Photo: Erik Kabik/ErikKabik.com

The Million Dollar Quartet could have a future in this business.

The musical of that name opened at The Smith Center for the Performing Arts for an audience at the 2,050-seat Reynolds Hall that seemed about to capacity. A couple of Caesars Entertainment officials were in that audience, either gauging the show’s long-term viability on the Strip or maybe just in need of a cool Tuesday-night hang.

Whichever, there is speculation that the show does have a future in Las Vegas beyond its seven-show run at the Smith Center, which ends Sunday night (venture to the Smith Center website for show and ticket info). As my colleague, the ubiquitous Robin Leach has reported (to no official denials from Caesars Entertainment execs), the speculated show shuffle would end the nearly 30-year Strip run of “Legends in Concert,” staged for more than two decades at Imperial Palace and, for the past seven years, at Harrah’s. That show’s final scheduled date is Sept. 30. “Million Dollar Quartet” would then move into Harrah’s in October and “Legends” to the Rio, another Caesars Entertainment property.

It’s a tantalizing prospect, to say the least. “Quartet” has mass appeal, as its well-attended Tuesday night premiere reinforced. But it is not a “Legends”-fashioned series of impressionists. It is a scripted musical, where the characters actually interact with one another in a recounting of the night of Dec. 4, 1956, when Sam Phillips’ four superstars — Elvis Presley, Carl Perkins, Johnny Cash and Jerry Lee Lewis — turned up to jam at Sun Studios in Memphis.

The man who plays the role of Lewis is hardly a hillbilly. Martin Kaye is from Manchester, England, who has performed in such productions as “Sweet Charity,” “Fiddler on the Roof,” “A Chorus Line” and “Assassins.”

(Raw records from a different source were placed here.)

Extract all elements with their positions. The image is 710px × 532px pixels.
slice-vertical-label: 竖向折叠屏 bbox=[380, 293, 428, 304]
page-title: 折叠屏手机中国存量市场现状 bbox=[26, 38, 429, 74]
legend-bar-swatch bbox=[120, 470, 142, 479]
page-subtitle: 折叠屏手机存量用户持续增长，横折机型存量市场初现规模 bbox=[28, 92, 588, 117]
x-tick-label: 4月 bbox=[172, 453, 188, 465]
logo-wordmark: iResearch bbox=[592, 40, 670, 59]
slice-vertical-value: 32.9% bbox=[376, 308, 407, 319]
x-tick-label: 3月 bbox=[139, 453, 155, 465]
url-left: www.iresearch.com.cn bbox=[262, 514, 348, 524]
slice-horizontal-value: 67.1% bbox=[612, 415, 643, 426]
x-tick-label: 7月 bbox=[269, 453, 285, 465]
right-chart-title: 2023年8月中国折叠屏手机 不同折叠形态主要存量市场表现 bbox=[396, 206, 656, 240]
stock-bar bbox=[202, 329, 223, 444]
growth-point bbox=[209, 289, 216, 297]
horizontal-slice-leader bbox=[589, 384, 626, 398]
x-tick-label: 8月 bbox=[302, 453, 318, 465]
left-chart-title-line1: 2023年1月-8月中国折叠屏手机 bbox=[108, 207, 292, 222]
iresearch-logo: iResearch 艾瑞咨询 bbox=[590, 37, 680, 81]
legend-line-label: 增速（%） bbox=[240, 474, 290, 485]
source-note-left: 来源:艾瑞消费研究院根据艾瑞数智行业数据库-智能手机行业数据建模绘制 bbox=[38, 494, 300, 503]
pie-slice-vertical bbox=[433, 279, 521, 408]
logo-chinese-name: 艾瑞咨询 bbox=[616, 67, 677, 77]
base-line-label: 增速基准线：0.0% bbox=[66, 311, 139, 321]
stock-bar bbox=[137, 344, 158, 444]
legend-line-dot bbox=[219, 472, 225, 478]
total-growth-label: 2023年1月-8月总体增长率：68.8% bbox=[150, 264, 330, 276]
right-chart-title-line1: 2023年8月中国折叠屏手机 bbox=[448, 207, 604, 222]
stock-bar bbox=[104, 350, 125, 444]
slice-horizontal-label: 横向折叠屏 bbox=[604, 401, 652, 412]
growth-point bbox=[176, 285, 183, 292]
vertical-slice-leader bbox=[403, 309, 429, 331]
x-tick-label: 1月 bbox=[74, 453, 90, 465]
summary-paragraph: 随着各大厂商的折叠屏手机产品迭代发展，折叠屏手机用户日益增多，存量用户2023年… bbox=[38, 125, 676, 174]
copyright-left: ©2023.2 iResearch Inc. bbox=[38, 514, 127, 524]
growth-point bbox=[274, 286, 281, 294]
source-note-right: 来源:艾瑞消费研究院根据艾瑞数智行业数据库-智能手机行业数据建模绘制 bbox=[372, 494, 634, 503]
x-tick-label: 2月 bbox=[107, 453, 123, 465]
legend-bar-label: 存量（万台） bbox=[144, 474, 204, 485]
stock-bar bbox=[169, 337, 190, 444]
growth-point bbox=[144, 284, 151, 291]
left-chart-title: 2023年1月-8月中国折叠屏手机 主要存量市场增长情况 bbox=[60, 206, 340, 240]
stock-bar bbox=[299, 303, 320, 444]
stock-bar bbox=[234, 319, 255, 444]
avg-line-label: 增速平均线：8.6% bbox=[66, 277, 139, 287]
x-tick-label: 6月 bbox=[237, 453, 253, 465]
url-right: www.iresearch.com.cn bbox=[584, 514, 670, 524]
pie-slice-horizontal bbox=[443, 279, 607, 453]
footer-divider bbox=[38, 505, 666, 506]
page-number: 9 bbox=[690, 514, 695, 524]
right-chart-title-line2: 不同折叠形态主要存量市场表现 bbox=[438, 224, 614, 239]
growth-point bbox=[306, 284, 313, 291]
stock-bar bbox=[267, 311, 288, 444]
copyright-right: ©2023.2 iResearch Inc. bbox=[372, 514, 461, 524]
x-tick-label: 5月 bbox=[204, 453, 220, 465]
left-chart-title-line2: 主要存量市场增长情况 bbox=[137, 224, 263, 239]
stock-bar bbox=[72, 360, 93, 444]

“We never want to turn it into an impression show,” he said Tuesday afternoon after a sneak preview of the show at the Hard Rock Cafe on Harmon Avenue and Paradise Road. “Apart from Cody (Slaughter, who plays Elvis), who just naturally looks like Elvis, has the moves and is Elvis — apart from him, we’re just trying to capture the essence of these guys, why they did what they did, why they play the way they played, and why they sang the way they sang.”

'Million Dollar Quartet' at Reynolds Hall

“I mean, what happened back then was a revolution. What we’re trying is not to be them but represent them.”

As Kaye notes, the four musicians onstage come from varied backgrounds. Slaughter is the reigning Elvis Presley Enterprises’ Ultimate Elvis Tribute Artist champion and is ideal for that portrayal.

“We are a rock ’n’ roll band, just touring the country,” Kaye said. “We’ve all come from different walks of life and different forms of music. Lee Ferris, who plays Carl Perkins, comes from an opera background. I come from a more poppy, jazzy background. Cody is from an Elvis background (laughs). Derek Keeling (Johnny Cash) comes from a country background.”

“It’s the most fun I’ve had in a long time, maybe ever.”

And maybe that fun will continue, for a long time, on the Strip.